Given that homelessness isn’t always the result of individual actions or behaviours (and is very rarely a deliberate choice) it is important that people affected by homelessness are treated with dignity and respect. In our recent report, “Coming of Age: Reimagining the Response to Youth Homelessness in Canada”, Steve Gaetz says (in talking about wildfires in Kelowna and Slave Lake):

 “Both of these events were devastating for the communities’ residents. They lost their homes, their possessions and their communities. In the face of both tragedies a rapid crisis response was quickly implemented. People displaced by the fire were relocated to other communities and provided temporary emergency shelter in motels, school gymnasiums, local hockey arenas and, in many cases, slept on cots or mats…But, imagine for a second that the individuals and families in Kelowna or Slave Lake were still living in hockey arenas or motels all these years later. That would seem shocking and absurd and most of us would see this as the complete failure of our emergency response – that we really, really let these people down. So why are we satisfied with an emergency response to youth homelessness that allows you people to languish in shelters for years at a time, entrenching them in street life, keeping them from school and undermining their ability to move into adulthood in a health and fulfilling way?”

This difference was echoed by Tim Richter, CEO of the Canadian Alliance to End Homelessness, during the release of “The State of Homelessness in Canada: 2013” report in June. At the press conference releasing the report, Richter stated (as reported in the Toronto Star):

“The results paint a picture of a disaster in communities across the country. In a natural disaster, the loss of housing or life happens because of a fire or flood or something like that. In the unnatural disaster of homelessness, the same things are happening, but it's happening because of poverty, disability, addiction, mental illness and trauma.

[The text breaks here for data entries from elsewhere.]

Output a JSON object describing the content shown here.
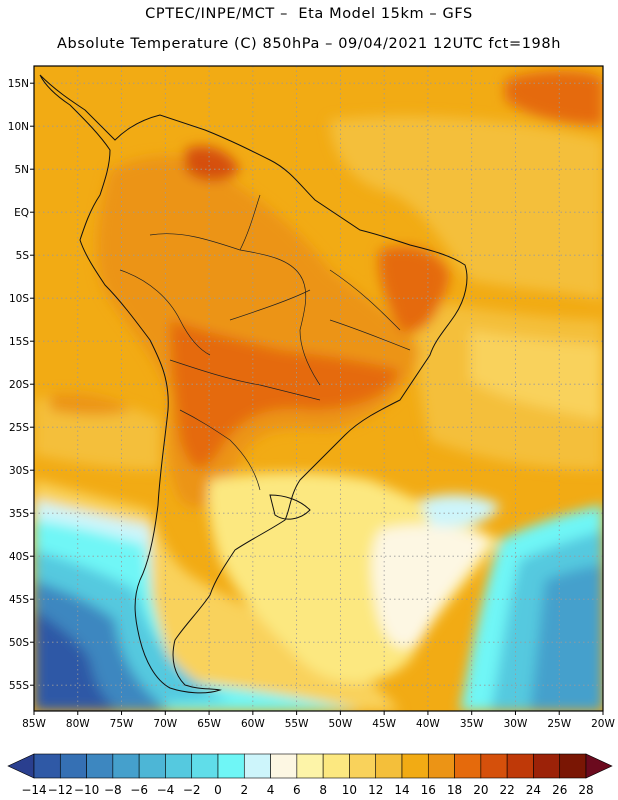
{
  "header": {
    "line1": "CPTEC/INPE/MCT –  Eta Model 15km – GFS",
    "line2": "Absolute Temperature (C) 850hPa – 09/04/2021 12UTC fct=198h"
  },
  "map": {
    "lon_range": [
      -85,
      -20
    ],
    "lat_range": [
      -58,
      17
    ],
    "lat_ticks": [
      {
        "value": 15,
        "label": "15N"
      },
      {
        "value": 10,
        "label": "10N"
      },
      {
        "value": 5,
        "label": "5N"
      },
      {
        "value": 0,
        "label": "EQ"
      },
      {
        "value": -5,
        "label": "5S"
      },
      {
        "value": -10,
        "label": "10S"
      },
      {
        "value": -15,
        "label": "15S"
      },
      {
        "value": -20,
        "label": "20S"
      },
      {
        "value": -25,
        "label": "25S"
      },
      {
        "value": -30,
        "label": "30S"
      },
      {
        "value": -35,
        "label": "35S"
      },
      {
        "value": -40,
        "label": "40S"
      },
      {
        "value": -45,
        "label": "45S"
      },
      {
        "value": -50,
        "label": "50S"
      },
      {
        "value": -55,
        "label": "55S"
      }
    ],
    "lon_ticks": [
      {
        "value": -85,
        "label": "85W"
      },
      {
        "value": -80,
        "label": "80W"
      },
      {
        "value": -75,
        "label": "75W"
      },
      {
        "value": -70,
        "label": "70W"
      },
      {
        "value": -65,
        "label": "65W"
      },
      {
        "value": -60,
        "label": "60W"
      },
      {
        "value": -55,
        "label": "55W"
      },
      {
        "value": -50,
        "label": "50W"
      },
      {
        "value": -45,
        "label": "45W"
      },
      {
        "value": -40,
        "label": "40W"
      },
      {
        "value": -35,
        "label": "35W"
      },
      {
        "value": -30,
        "label": "30W"
      },
      {
        "value": -25,
        "label": "25W"
      },
      {
        "value": -20,
        "label": "20W"
      }
    ],
    "gridlines": true
  },
  "colorbar": {
    "colors": [
      "#2a3f8f",
      "#2f59a6",
      "#3570b4",
      "#3d87c0",
      "#45a0cc",
      "#4db6d6",
      "#55c9df",
      "#60dde9",
      "#6ff6f6",
      "#cdf5fb",
      "#fdf7e3",
      "#fdf4a8",
      "#fce880",
      "#f9d25b",
      "#f4bf3a",
      "#f2ab14",
      "#ec9415",
      "#e56a0c",
      "#d5500b",
      "#bf3908",
      "#9c2208",
      "#7a1604",
      "#6b0a1e"
    ],
    "labels": [
      "-14",
      "-12",
      "-10",
      "-8",
      "-6",
      "-4",
      "-2",
      "0",
      "2",
      "4",
      "6",
      "8",
      "10",
      "12",
      "14",
      "16",
      "18",
      "20",
      "22",
      "24",
      "26",
      "28"
    ]
  }
}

But whereas natural disasters are met with emergency response plans to get people back to their normal lives, the response to homelessness is stuck in crisis mode.”

16 years after the Toronto Disaster Relief Committee started talking about homelessness as a disaster, it is still a critical issue. 200,000 people are homeless every year; 30,000 on any given night (and up to 50,000 in hidden homelessness). We need to reframe the way we think about this issue.

Awhile back I was at the warming centre at Toronto’s Metro Hall when I saw an individual asleep underneath a Canadian flag. It instantly made me think of a seminal image from Hurricane Katrina of an elderly woman wrapped in an American flag blanket. And it made me wonder, again, why is one considered a disaster and one not?

When will people realize that homelessness is a disaster.